Hair colour was also changing. On men, the racial ideal in Europe and America had long demanded its heroes to be blond, tall and athletic, just like Hobey Baker, perhaps the most brilliant athlete ever to attend Princeton University. Baker’s tall blond figure
as captain of the football team in 1913 indelibly impressed Scott Fitzgerald in his freshman year, and became the model for Allenby, the football captain in This Side of Paradisei
Baker may also have been the model for the noble, romantic and pointedly Anglo-Saxon statue of The Christian Student which stood until 1930 with its back to the library at Princeton, representing the official ideal of an American undergraduate.
If American men aspired to being blond, fashionable ladies in the 1920s most certainly did not. Dark, lustrous curls or smooth, glossy expanses of straight raven hair had been the ultimate expression of feminine beauty for something like ten generations. Despite the racial rhetoric of the time, the Victorian association of blonde hair with grasping duplicitous eroticism and with low-class promiscuity had kept it that way. The appearance of the first nude blonde calendar girl in 1913 had not helped the image of the blonde in the eyes of high society. The calendar pin-up was based on an oil painting by Paul Chabas of a blonde girl in a lake, which might have gone unnoticed if Anthony Comstock of the New York Society for the Suppression of Vice had not seen it in a gallery and demanded it be removed. A lively dispute ensued, the nude blonde gained notoriety and her image was immediately pirated by calendar companies and distributed by the hundreds of thousands. Reproductions eventually appeared on posters, cigar wrappers, sweet boxes, postcards and even on braces.
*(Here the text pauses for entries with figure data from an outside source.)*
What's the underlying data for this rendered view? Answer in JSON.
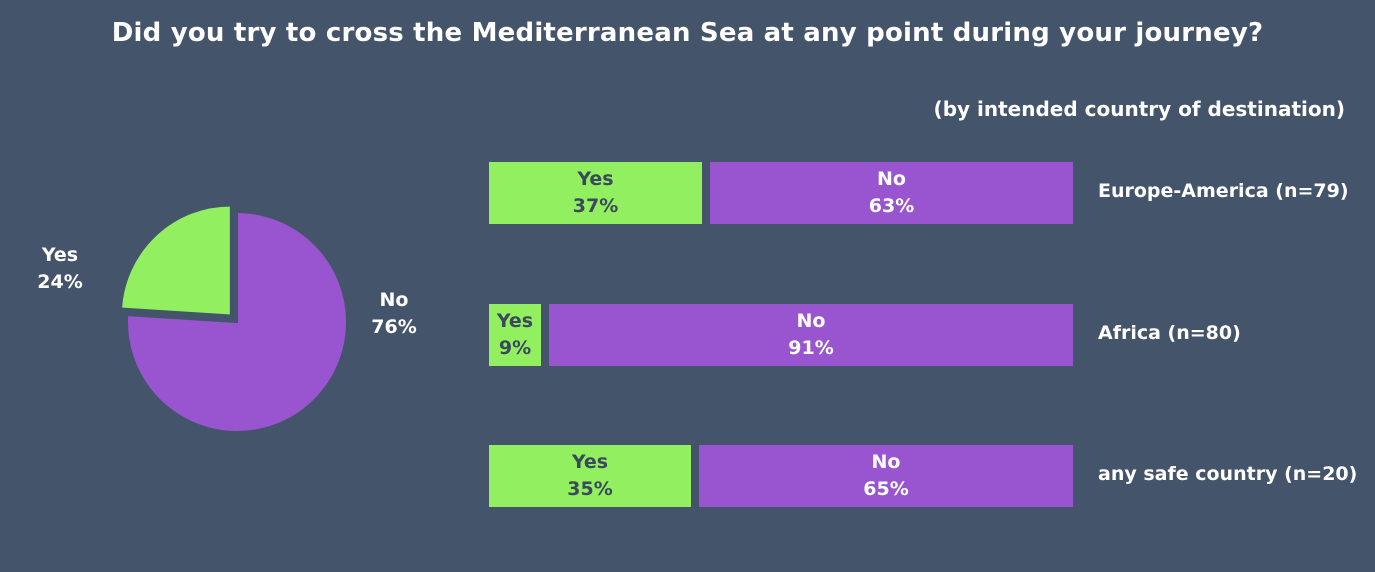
{
  "title": "Did you try to cross the Mediterranean Sea at any point during your journey?",
  "subtitle": "(by intended country of destination)",
  "colors": {
    "background": "#44546a",
    "yes": "#92f060",
    "no": "#9955d0"
  },
  "chart_data": [
    {
      "type": "pie",
      "title": "Did you try to cross the Mediterranean Sea at any point during your journey?",
      "slices": [
        {
          "label": "Yes",
          "value": 24,
          "display": "24%"
        },
        {
          "label": "No",
          "value": 76,
          "display": "76%"
        }
      ]
    },
    {
      "type": "bar",
      "subtitle": "(by intended country of destination)",
      "orientation": "horizontal-stacked-100",
      "categories": [
        "Europe-America (n=79)",
        "Africa (n=80)",
        "any safe country (n=20)"
      ],
      "series": [
        {
          "name": "Yes",
          "values": [
            37,
            9,
            35
          ],
          "displays": [
            "37%",
            "9%",
            "35%"
          ]
        },
        {
          "name": "No",
          "values": [
            63,
            91,
            65
          ],
          "displays": [
            "63%",
            "91%",
            "65%"
          ]
        }
      ]
    }
  ]
}
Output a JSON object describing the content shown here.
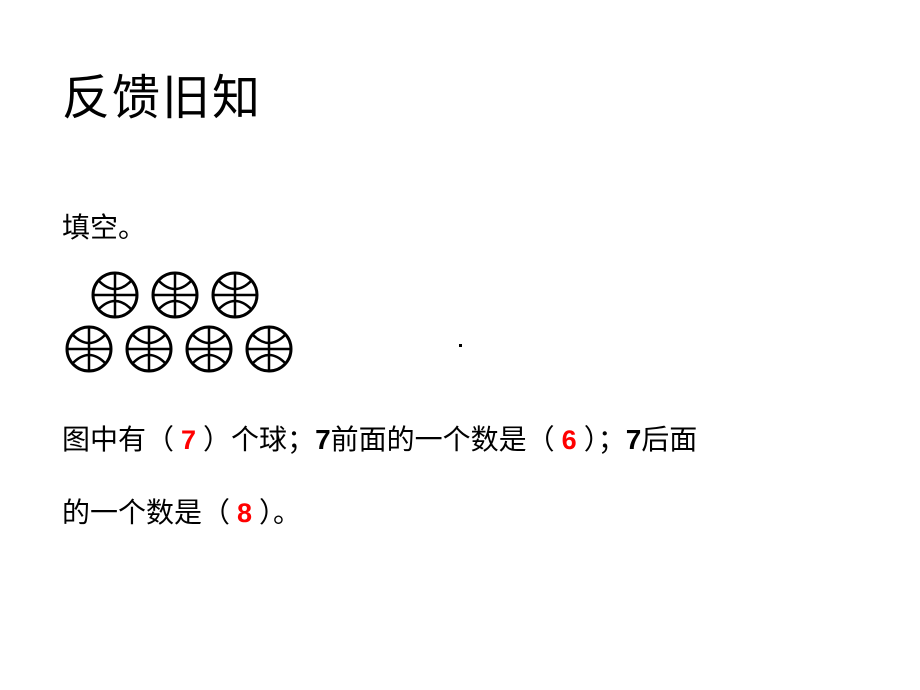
{
  "title": "反馈旧知",
  "prompt": "填空。",
  "balls": {
    "row1_count": 3,
    "row2_count": 4,
    "stroke": "#000000",
    "fill": "#ffffff",
    "size": 50
  },
  "line1": {
    "t1": "图中有（",
    "a1": "7",
    "t2": "）个球；",
    "bold": "7",
    "t3": "前面的一个数是（",
    "a2": "6",
    "t4": "）；",
    "bold2": "7",
    "t5": "后面"
  },
  "line2": {
    "t1": "的一个数是（",
    "a1": "8",
    "t2": "）。"
  },
  "colors": {
    "answer": "#ff0000",
    "text": "#000000",
    "background": "#ffffff"
  },
  "fontsize": {
    "title": 48,
    "body": 28,
    "answer": 27
  }
}
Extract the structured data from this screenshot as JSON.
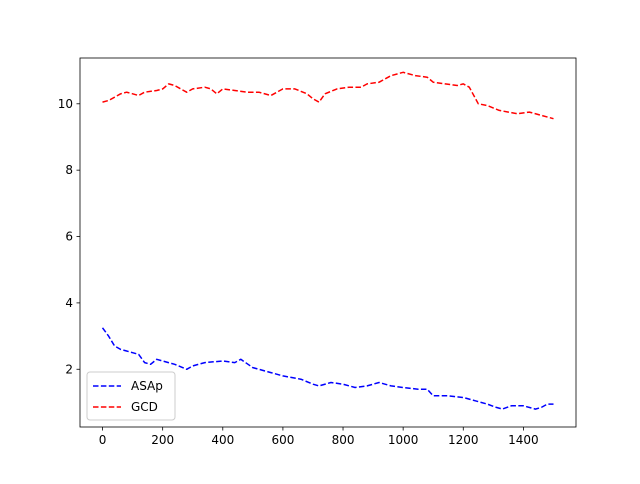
{
  "chart_data": {
    "type": "line",
    "title": "",
    "xlabel": "",
    "ylabel": "",
    "xlim": [
      -75,
      1575
    ],
    "ylim": [
      0.26,
      11.38
    ],
    "xticks": [
      0,
      200,
      400,
      600,
      800,
      1000,
      1200,
      1400
    ],
    "yticks": [
      2,
      4,
      6,
      8,
      10
    ],
    "grid": false,
    "legend_position": "lower-left",
    "series": [
      {
        "name": "ASAp",
        "color": "#0000ff",
        "linestyle": "dashed",
        "x": [
          0,
          20,
          40,
          60,
          80,
          100,
          120,
          140,
          160,
          180,
          200,
          240,
          280,
          300,
          340,
          400,
          440,
          460,
          500,
          560,
          600,
          660,
          700,
          720,
          760,
          800,
          840,
          880,
          920,
          960,
          1000,
          1050,
          1080,
          1100,
          1150,
          1200,
          1240,
          1280,
          1310,
          1330,
          1360,
          1400,
          1440,
          1460,
          1480,
          1500
        ],
        "y": [
          3.25,
          3.0,
          2.7,
          2.6,
          2.55,
          2.5,
          2.45,
          2.2,
          2.15,
          2.3,
          2.25,
          2.15,
          2.0,
          2.1,
          2.2,
          2.25,
          2.2,
          2.3,
          2.05,
          1.9,
          1.8,
          1.7,
          1.55,
          1.5,
          1.6,
          1.55,
          1.45,
          1.5,
          1.6,
          1.5,
          1.45,
          1.4,
          1.4,
          1.2,
          1.2,
          1.15,
          1.05,
          0.95,
          0.85,
          0.8,
          0.9,
          0.9,
          0.8,
          0.85,
          0.95,
          0.95
        ]
      },
      {
        "name": "GCD",
        "color": "#ff0000",
        "linestyle": "dashed",
        "x": [
          0,
          20,
          40,
          60,
          80,
          100,
          120,
          140,
          180,
          200,
          220,
          240,
          260,
          280,
          300,
          340,
          360,
          380,
          400,
          440,
          480,
          520,
          560,
          600,
          640,
          680,
          700,
          720,
          740,
          780,
          820,
          860,
          880,
          920,
          960,
          1000,
          1040,
          1080,
          1100,
          1140,
          1180,
          1200,
          1220,
          1250,
          1280,
          1320,
          1350,
          1380,
          1420,
          1460,
          1500
        ],
        "y": [
          10.05,
          10.1,
          10.2,
          10.3,
          10.35,
          10.3,
          10.25,
          10.35,
          10.4,
          10.45,
          10.6,
          10.55,
          10.45,
          10.35,
          10.45,
          10.5,
          10.45,
          10.3,
          10.45,
          10.4,
          10.35,
          10.35,
          10.25,
          10.45,
          10.45,
          10.3,
          10.15,
          10.05,
          10.3,
          10.45,
          10.5,
          10.5,
          10.6,
          10.65,
          10.85,
          10.95,
          10.85,
          10.8,
          10.65,
          10.6,
          10.55,
          10.6,
          10.5,
          10.0,
          9.95,
          9.8,
          9.75,
          9.7,
          9.75,
          9.65,
          9.55
        ]
      }
    ]
  }
}
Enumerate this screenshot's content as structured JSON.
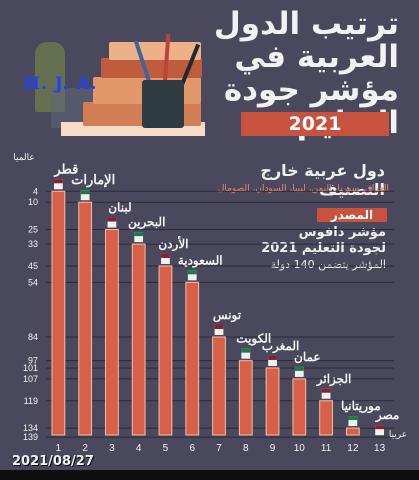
{
  "poster": {
    "title": "ترتيب الدول العربية في مؤشر جودة التعليم",
    "year_badge": "2021",
    "watermark": "H. J. A.",
    "outside_title": "دول عربية خارج التصنيف",
    "outside_list": "العراق، سوريا، اليمن، ليبيا، السودان، الصومال",
    "source_label": "المصدر",
    "source_line1": "مؤشر دافوس",
    "source_line2": "لجودة التعليم 2021",
    "source_line3": "المؤشر يتضمن 140 دولة",
    "date_stamp": "2021/08/27"
  },
  "chart_data": {
    "type": "bar",
    "title": "ترتيب الدول العربية في مؤشر جودة التعليم",
    "xlabel": "عربيا",
    "ylabel": "عالميا",
    "x_tick_labels": [
      "1",
      "2",
      "3",
      "4",
      "5",
      "6",
      "7",
      "8",
      "9",
      "10",
      "11",
      "12",
      "13"
    ],
    "y_tick_labels": [
      "4",
      "10",
      "25",
      "33",
      "45",
      "54",
      "84",
      "97",
      "101",
      "107",
      "119",
      "134",
      "139"
    ],
    "categories": [
      "قطر",
      "الإمارات",
      "لبنان",
      "البحرين",
      "الأردن",
      "السعودية",
      "تونس",
      "الكويت",
      "المغرب",
      "عمان",
      "الجزائر",
      "موريتانيا",
      "مصر"
    ],
    "values": [
      4,
      10,
      25,
      33,
      45,
      54,
      84,
      97,
      101,
      107,
      119,
      134,
      139
    ],
    "series": [
      {
        "name": "",
        "values": [
          4,
          10,
          25,
          33,
          45,
          54,
          84,
          97,
          101,
          107,
          119,
          134,
          139
        ]
      }
    ],
    "ylim": [
      0,
      140
    ],
    "grid": true,
    "legend": "none",
    "orientation": "vertical",
    "y_axis_inverted": true
  },
  "colors": {
    "background": "#4a485d",
    "bar": "#d85f48",
    "bar_outline": "#f3bfa7",
    "grid": "#2b2a36",
    "title": "#f2f2f2",
    "badge": "#c9523f"
  },
  "icons": [
    "book-stack-icon",
    "pencil-cup-icon",
    "plant-icon",
    "flag-icons"
  ]
}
Within a few years, in the trend-setting microcosm of the French Riviera, divisions were breaking down and perceptions were being reshaped. Hydrogen peroxide dyes were being marketed for the first time and women were in a mood to experiment. The Americans had already successfully introduced the glamorous values of the jazz age, fast cocktails and an infectious indifference to tradition, and a number of amusing American women had begun making bold sexually liberated statements with their cropped bleached-blonde hair. Florence Lacaze, who came over to Europe from San Francisco with her fabulously wealthy husband Frank Jay Gould, was a startling blonde force of nature who entertained lavishly, introduced waterskiing, collected art and held literary lunches in her vast Cannes villa, employing secretaries to do her reading for her. Her chic sun-bleached hair was met with approval by the Riviera luminaries of arts and letters, and with the waves of dukes and duchesses, kings, queens, princesses and counts and their assorted hangers-on who dropped in every summer.